Immerhin hat die Vereinigung Memòria de Mallorca vier Standorte identifiziert, an denen sterbliche Überreste der Kämpfer zu finden sein dürften. Neben dem Strand selbst sind das die Finca Son Escrivà am Puig de sa Font, das Hospital de Sang – der Name für das einstige Lazarett – sowie auch der frühere Friedhof von Son Carrió. Insgesamt mehr als 500 Opfer könnten demnach an diesen Standorten verscharrt sein, in ihrer Mehrheit Milizionäre des republikanischen Lagers. Sie stammten nicht nur aus Katalonien, sondern auch aus anderen Regionen Spaniens, was die Identifizierung zusätzlich erschweren dürfte.

Und dann ist da noch das Rätsel der fünf Milizionärinnen und Krankenschwestern, die zu Beginn des Bürgerkriegs in Manacor hingerichtet wurden. Ein Foto, das sie noch lebend zeigte, beschäftigte Forscher und Künstler gleichermaßen, es entstanden ein Theaterstück und eine TV-Dokumentation. Die Leichen der Frauen könnten in Son Coletes bei Manacor verscharrt worden sein. Dort wurde zuletzt in der zweiten Phase der Exhumierungsarbeiten eine Gruppe von fünf weiblichen Skeletten entdeckt, die bislang nicht identifiziert sind.

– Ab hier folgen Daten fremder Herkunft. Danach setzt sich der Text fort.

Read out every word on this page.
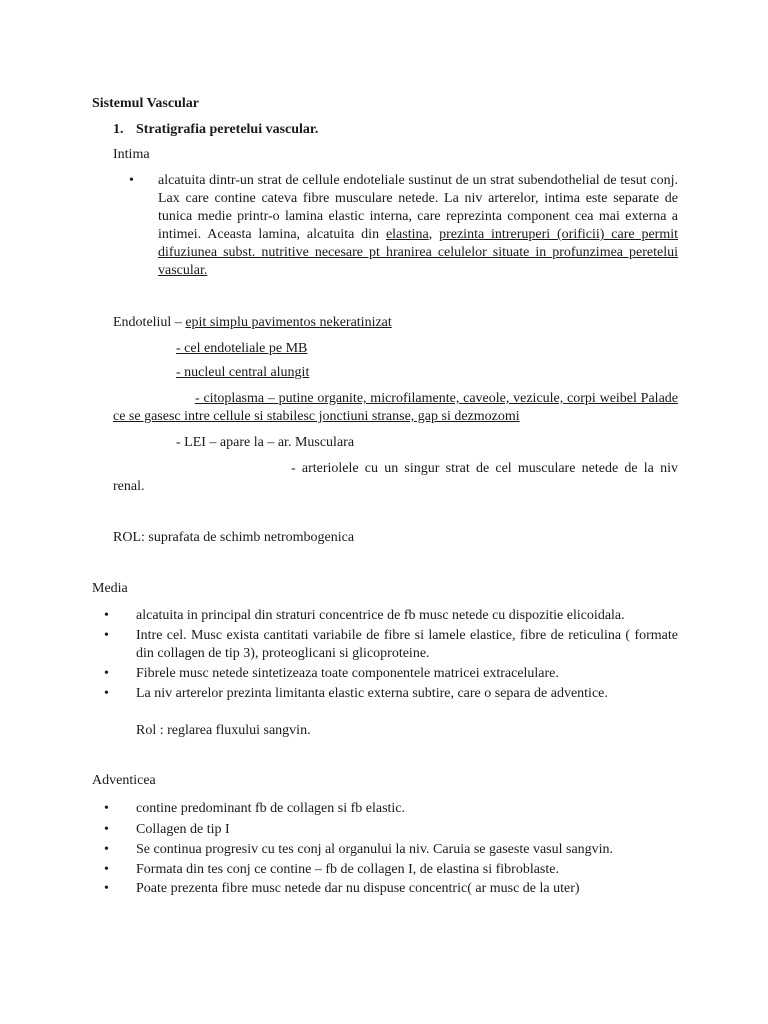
Sistemul Vascular
1. Stratigrafia peretelui vascular.
Intima
• alcatuita dintr-un strat de cellule endoteliale sustinut de un strat subendothelial de tesut conj. Lax care contine cateva fibre musculare netede. La niv arterelor, intima este separate de tunica medie printr-o lamina elastic interna, care reprezinta component cea mai externa a intimei. Aceasta lamina, alcatuita din elastina, prezinta intreruperi (orificii) care permit difuziunea subst. nutritive necesare pt hranirea celulelor situate in profunzimea peretelui vascular.
Endoteliul – epit simplu pavimentos nekeratinizat
- cel endoteliale pe MB
- nucleul central alungit
- citoplasma – putine organite, microfilamente, caveole, vezicule, corpi weibel Palade ce se gasesc intre cellule si stabilesc jonctiuni stranse, gap si dezmozomi
- LEI – apare la – ar. Musculara
- arteriolele cu un singur strat de cel musculare netede de la niv renal.
ROL: suprafata de schimb netrombogenica
Media
• alcatuita in principal din straturi concentrice de fb musc netede cu dispozitie elicoidala.
• Intre cel. Musc exista cantitati variabile de fibre si lamele elastice, fibre de reticulina ( formate din collagen de tip 3), proteoglicani si glicoproteine.
• Fibrele musc netede sintetizeaza toate componentele matricei extracelulare.
• La niv arterelor prezinta limitanta elastic externa subtire, care o separa de adventice.
Rol : reglarea fluxului sangvin.
Adventicea
• contine predominant fb de collagen si fb elastic.
• Collagen de tip I
• Se continua progresiv cu tes conj al organului la niv. Caruia se gaseste vasul sangvin.
• Formata din tes conj ce contine – fb de collagen I, de elastina si fibroblaste.
• Poate prezenta fibre musc netede dar nu dispuse concentric( ar musc de la uter)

Womöglich handelt es sich aber auch um fünf 1937 erschossene „rote“ Frauen aus Palmas Stadtviertel Molinar.

Wann es los geht

Einen Termin für die Exhumierungsarbeiten gibt es bislang noch nicht. Jurado geht davon aus, dass bis November feststehen wird, welche Firma im Zug der öffentlichen Ausschreibung den Zuschlag bekommt. Klar sei zudem, dass man am Strand von Sa Coma nur in der Nebensaison tätig werden könne – wenn es also im kommenden Winterhalbjahr nicht klappen sollte, müssten die Arbeiten bis zur folgenden Nebensaison warten. Geplant sind weiterhin mehrere historische Studien sowie auch die Restaurierung gefundener Objekte. Ob diese dann einmal in einem Museum gezeigt werden und wie das künftige Mahnmal in Sa Coma aussieht, muss dann in einer weiteren Stufe des Plans zur Vergangenheitsbewältigung geklärt werden.